-
Empat bocah bersaudara tewas tenggelam di sungai terpencil.
-
Lokasi kejadian berupa belik di bawah bukit Desa Sidoharjo.
-
Evakuasi dilakukan keluarga, kronologi belum dapat dipastikan.
SuaraJatim.id - Tragedi Sungai Ponorogo mengguncang warga Kabupaten Ponorogo setelah empat bocah bersaudara ditemukan meninggal dunia akibat tenggelam di aliran sungai Dusun Sidowayah, Desa Sidoharjo, Kecamatan Jambon, Kabupaten Ponorogo, Jawa Timur, Jumat (6/2/2026).
Peristiwa itu terjadi di kawasan sungai yang berada di bawah bukit dan jauh dari permukiman warga. Kondisi lokasi yang terpencil membuat aktivitas para korban tidak terpantau masyarakat sekitar.

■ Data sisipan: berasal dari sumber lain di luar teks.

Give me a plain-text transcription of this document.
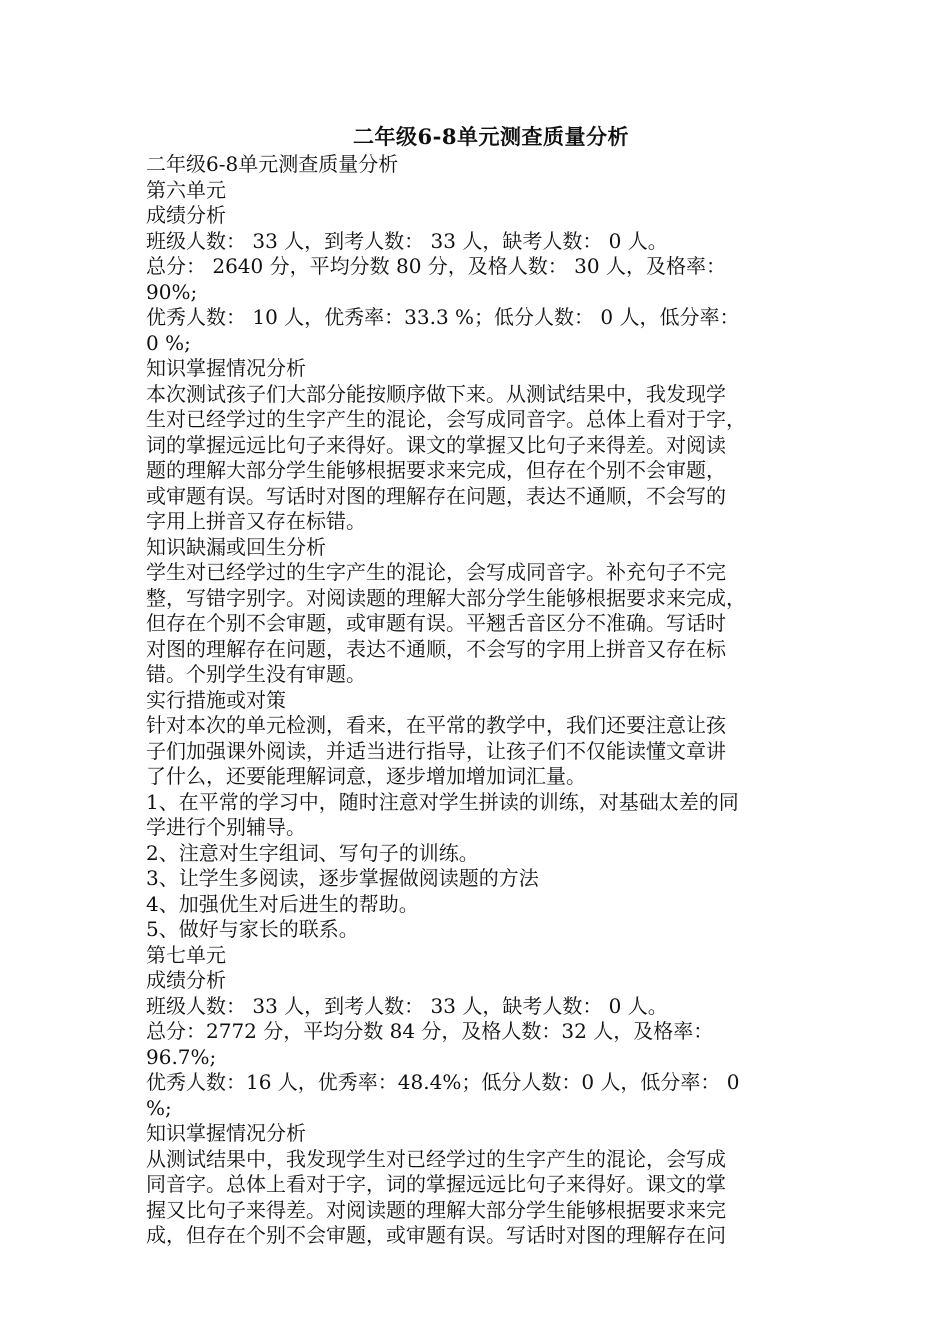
二年级6-8单元测查质量分析

二年级6-8单元测查质量分析

第六单元

成绩分析

班级人数： 33 人，到考人数： 33 人，缺考人数： 0 人。

总分： 2640 分，平均分数 80 分，及格人数： 30 人，及格率：

90%;

优秀人数： 10 人，优秀率：33.3 %；低分人数： 0 人，低分率：

0 %;

知识掌握情况分析

本次测试孩子们大部分能按顺序做下来。从测试结果中，我发现学

生对已经学过的生字产生的混论，会写成同音字。总体上看对于字，

词的掌握远远比句子来得好。课文的掌握又比句子来得差。对阅读

题的理解大部分学生能够根据要求来完成，但存在个别不会审题，

或审题有误。写话时对图的理解存在问题，表达不通顺，不会写的

字用上拼音又存在标错。

知识缺漏或回生分析

学生对已经学过的生字产生的混论，会写成同音字。补充句子不完

整，写错字别字。对阅读题的理解大部分学生能够根据要求来完成，

但存在个别不会审题，或审题有误。平翘舌音区分不准确。写话时

对图的理解存在问题，表达不通顺，不会写的字用上拼音又存在标

错。个别学生没有审题。

实行措施或对策

针对本次的单元检测，看来，在平常的教学中，我们还要注意让孩

子们加强课外阅读，并适当进行指导，让孩子们不仅能读懂文章讲

了什么，还要能理解词意，逐步增加增加词汇量。

1、在平常的学习中，随时注意对学生拼读的训练，对基础太差的同

学进行个别辅导。

2、注意对生字组词、写句子的训练。

3、让学生多阅读，逐步掌握做阅读题的方法

4、加强优生对后进生的帮助。

5、做好与家长的联系。

第七单元

成绩分析

班级人数： 33 人，到考人数： 33 人，缺考人数： 0 人。

总分：2772 分，平均分数 84 分，及格人数：32 人，及格率：

96.7%;

优秀人数：16 人，优秀率：48.4%；低分人数：0 人，低分率： 0

%;

知识掌握情况分析

从测试结果中，我发现学生对已经学过的生字产生的混论，会写成

同音字。总体上看对于字，词的掌握远远比句子来得好。课文的掌

握又比句子来得差。对阅读题的理解大部分学生能够根据要求来完

成，但存在个别不会审题，或审题有误。写话时对图的理解存在问
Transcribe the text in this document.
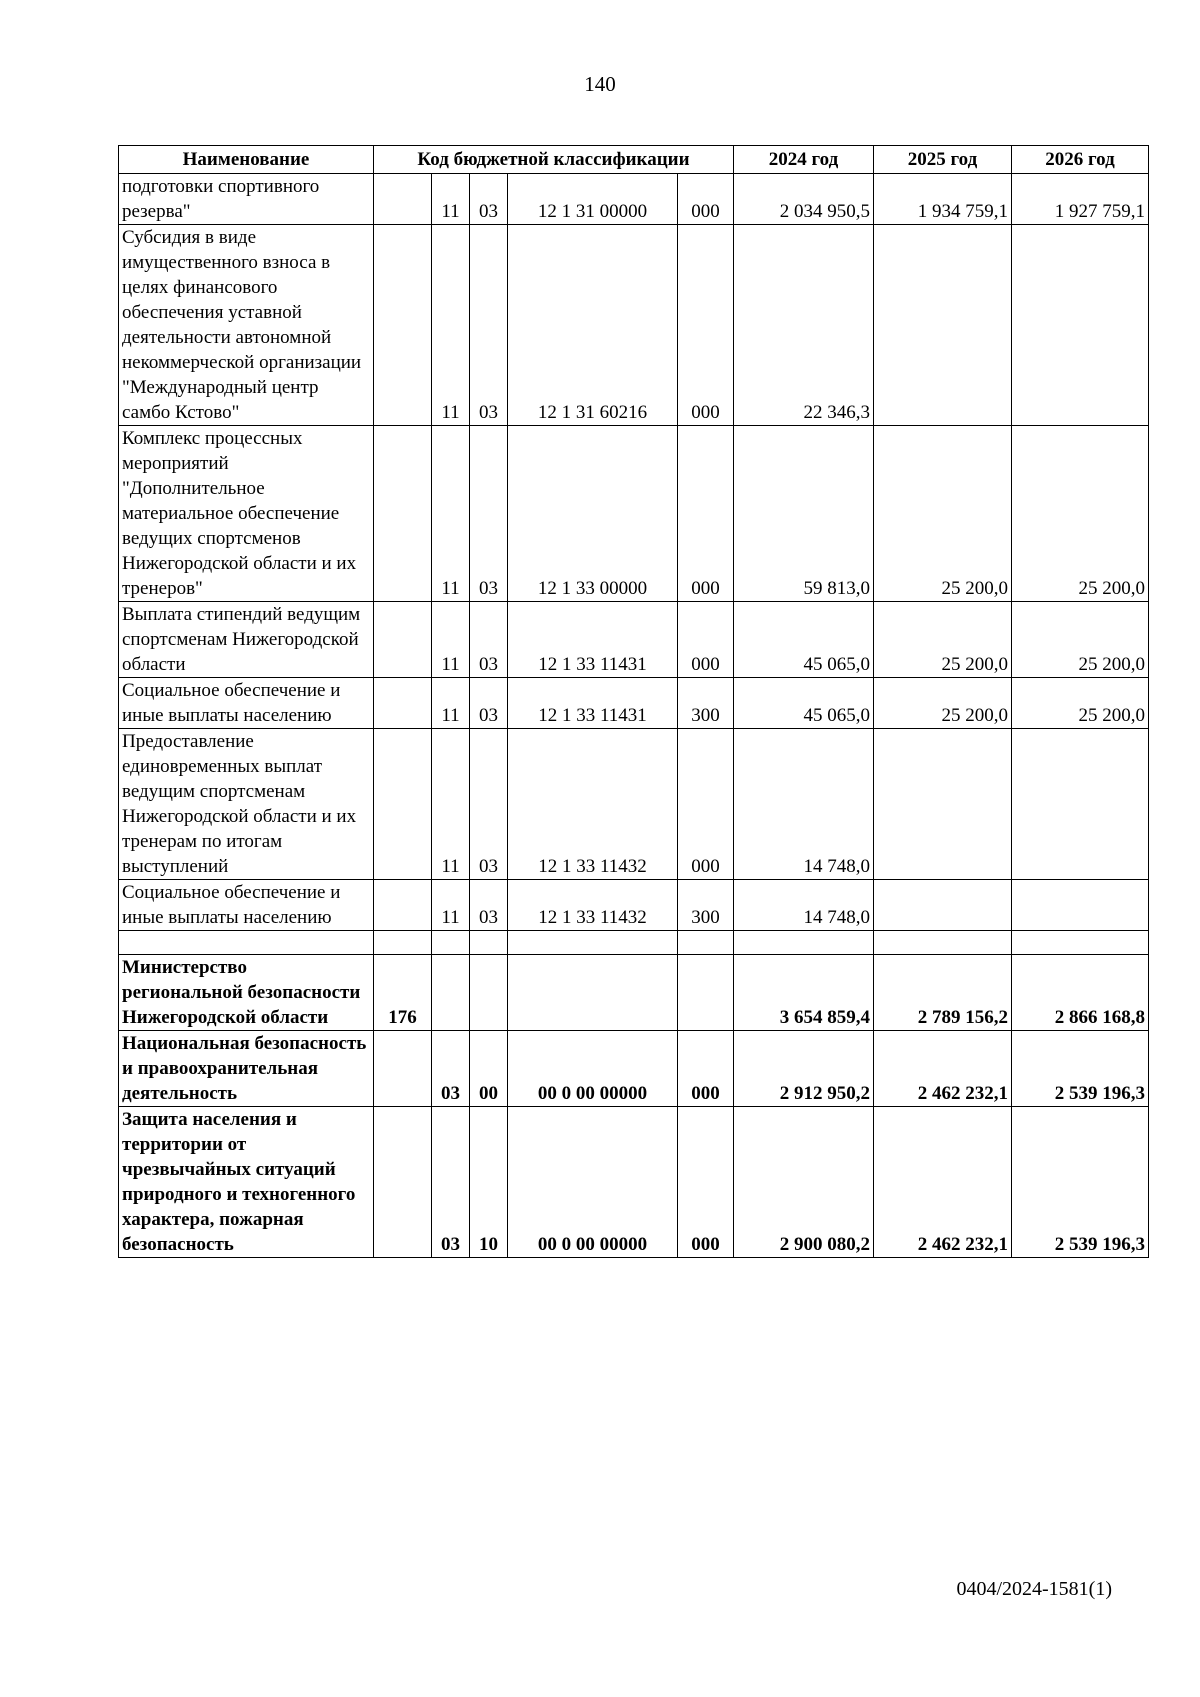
140
Наименование	Код бюджетной классификации					2024 год	2025 год	2026 год
подготовки спортивного резерва"		11	03	12 1 31 00000	000	2 034 950,5	1 934 759,1	1 927 759,1
Субсидия в виде имущественного взноса в целях финансового обеспечения уставной деятельности автономной некоммерческой организации "Международный центр самбо Кстово"		11	03	12 1 31 60216	000	22 346,3		
Комплекс процессных мероприятий "Дополнительное материальное обеспечение ведущих спортсменов Нижегородской области и их тренеров"		11	03	12 1 33 00000	000	59 813,0	25 200,0	25 200,0
Выплата стипендий ведущим спортсменам Нижегородской области		11	03	12 1 33 11431	000	45 065,0	25 200,0	25 200,0
Социальное обеспечение и иные выплаты населению		11	03	12 1 33 11431	300	45 065,0	25 200,0	25 200,0
Предоставление единовременных выплат ведущим спортсменам Нижегородской области и их тренерам по итогам выступлений		11	03	12 1 33 11432	000	14 748,0		
Социальное обеспечение и иные выплаты населению		11	03	12 1 33 11432	300	14 748,0		

Министерство региональной безопасности Нижегородской области	176					3 654 859,4	2 789 156,2	2 866 168,8
Национальная безопасность и правоохранительная деятельность		03	00	00 0 00 00000	000	2 912 950,2	2 462 232,1	2 539 196,3
Защита населения и территории от чрезвычайных ситуаций природного и техногенного характера, пожарная безопасность		03	10	00 0 00 00000	000	2 900 080,2	2 462 232,1	2 539 196,3
0404/2024-1581(1)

Suasana duka mendalam menyelimuti lingkungan tempat tinggal korban. Tragedi Sungai Ponorogo ini terasa semakin memilukan karena seluruh korban masih memiliki hubungan kekerabatan yang sangat erat dan berasal dari satu lingkungan. Berikut fakta-faktanya.
1. Empat Bocah Bersaudara Meninggal Dunia
Korban dalam Tragedi Sungai Ponorogo berjumlah empat anak yang masih bersaudara. Tiga di antaranya merupakan anak perempuan yang masih menempuh pendidikan PAUD/TK, sementara satu korban lainnya adalah anak laki-laki kelas 1 sekolah dasar.
Seluruh korban diketahui merupakan warga satu lingkungan di Desa Sidoharjo. Kedekatan hubungan keluarga tersebut membuat isak tangis dan kesedihan mendalam menyelimuti rumah duka sejak kabar duka menyebar.
2. Sungai Berupa Belik di Lokasi Terpencil
Modin Desa Sidoharjo, Suwarto, menjelaskan bahwa sungai dalam Tragedi Sungai Ponorogo tersebut sebenarnya merupakan belik atau area penampungan air yang biasanya tenang.
“Ya sungainya itu kalau tidak ada hujan atau dari gunung yang tidak mengalir. Ya tenggelam dibelik gitu. Total 4 anak, perempuan 3 usia PAUD/TK dan 1 laki-laki kelas 1 SD,” kata Suwarto, dikutip dari BeritaJatim, Jumat (6/2/2026).
3. Evakuasi oleh Keluarga, Kronologi Belum Diketahui
Proses evakuasi korban Tragedi Sungai Ponorogo dilakukan langsung oleh pihak keluarga sebelum akhirnya dibantu warga sekitar untuk membawa korban ke Puskesmas Jambon.
“Yang nolong juga ortu. Dibawa ke sini (Puskesmas Jambon-red) sudah meninggal,” imbuh Suwarto. Hingga kini, kronologi kejadian belum dapat dipastikan karena minim saksi dan kondisi keluarga korban yang masih mengalami guncangan psikologis.